Elisabeth was one of five children born to Duke Louis of Württemberg and his second wife Princess Henriette of Nassau-Weilburg. Her siblings included Queen Pauline of Württemberg and Duke Alexander of Württemberg, the founder of the Teck branch of the family.

She was tutored by her governess, the known memoirist Alexandrine des Écherolles, who described her pupils in her memoirs.

==Marriage and children==
Elisabeth married Prince William of Baden on 16 October 1830. Ten years older than she was, he was the second son of Charles Frederick, Grand Duke of Baden and his second wife Luise Karoline Geyer von Geyersberg. Due to the low birth rank of his mother, William had no succession rights for a time to the Grand Duchy of Baden (until his brother succeeded as Leopold I, Grand Duke of Baden earlier that year).
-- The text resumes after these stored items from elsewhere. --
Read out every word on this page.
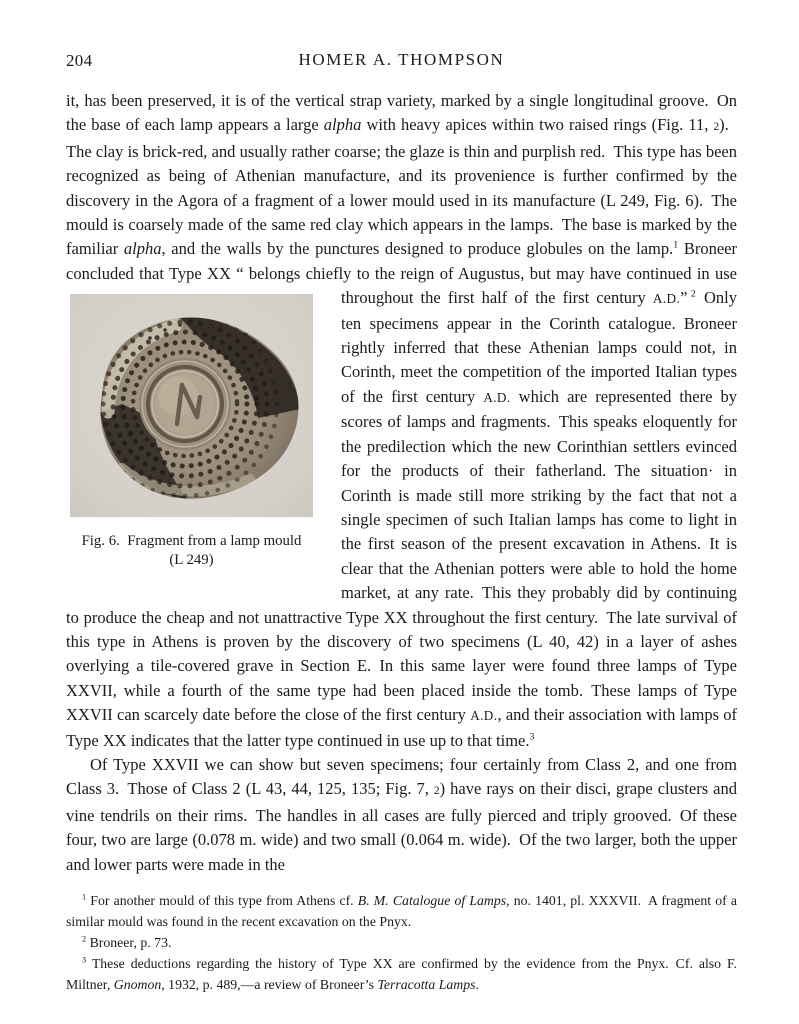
204	HOMER A. THOMPSON

it, has been preserved, it is of the vertical strap variety, marked by a single longitudinal groove. On the base of each lamp appears a large alpha with heavy apices within two raised rings (Fig. 11, 2). The clay is brick-red, and usually rather coarse; the glaze is thin and purplish red. This type has been recognized as being of Athenian manufacture, and its provenience is further confirmed by the discovery in the Agora of a fragment of a lower mould used in its manufacture (L 249, Fig. 6). The mould is coarsely made of the same red clay which appears in the lamps. The base is marked by the familiar alpha, and the walls by the punctures designed to produce globules on the lamp.$^1$ Broneer concluded that Type XX “ belongs chiefly to the reign of Augustus, but may
Fig. 6. Fragment from a lamp mould
(L 249)
have continued in use throughout the first half of the first century A.D.” $^2$ Only ten specimens appear in the Corinth catalogue. Broneer rightly inferred that these Athenian lamps could not, in Corinth, meet the competition of the imported Italian types of the first century A.D. which are represented there by scores of lamps and fragments. This speaks eloquently for the predilection which the new Corinthian settlers evinced for the products of their fatherland. The situation· in Corinth is made still more striking by the fact that not a single specimen of such Italian lamps has come to light in the first season of the present excavation in Athens. It is clear that the Athenian potters were able to hold the home market, at any rate. This they probably did by continuing to produce the cheap and not unattractive Type XX throughout the first century. The late survival of this type in Athens is proven by the discovery of two specimens (L 40, 42) in a layer of ashes overlying a tile-covered grave in Section E. In this same layer were found three lamps of Type XXVII, while a fourth of the same type had been placed inside the tomb. These lamps of Type XXVII can scarcely date before the close of the first century A.D., and their association with lamps of Type XX indicates that the latter type continued in use up to that time.$^3$

Of Type XXVII we can show but seven specimens; four certainly from Class 2, and one from Class 3. Those of Class 2 (L 43, 44, 125, 135; Fig. 7, 2) have rays on their disci, grape clusters and vine tendrils on their rims. The handles in all cases are fully pierced and triply grooved. Of these four, two are large (0.078 m. wide) and two small (0.064 m. wide). Of the two larger, both the upper and lower parts were made in the

$^1$ For another mould of this type from Athens cf. B. M. Catalogue of Lamps, no. 1401, pl. XXXVII. A fragment of a similar mould was found in the recent excavation on the Pnyx.

$^2$ Broneer, p. 73.

$^3$ These deductions regarding the history of Type XX are confirmed by the evidence from the Pnyx. Cf. also F. Miltner, Gnomon, 1932, p. 489,—a review of Broneer’s Terracotta Lamps.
Elisabeth and William had issue:

- Princess Wilhelmine Pauline Henriette Amalie Louise (May 7, 1833 – August 7, 1834).
- Princess Sophie Pauline Henriette Amalie Louise (August 7, 1834 – April 6, 1904), married Woldemar, Prince of Lippe on November 9, 1858.
- Princess Pauline Sophie Elisabeth Marie (December 18, 1835 – May 15, 1891).
- Princess Leopoldine Wilhelmine Pauline Amalie Maximiliane (February 22, 1837 – December 23, 1903), married Hermann VI, Prince of Hohenlohe-Langenburg on September 24, 1862.

==Death==
William died on 11 October 1859. Elisabeth would die five years later, on 5 December 1864.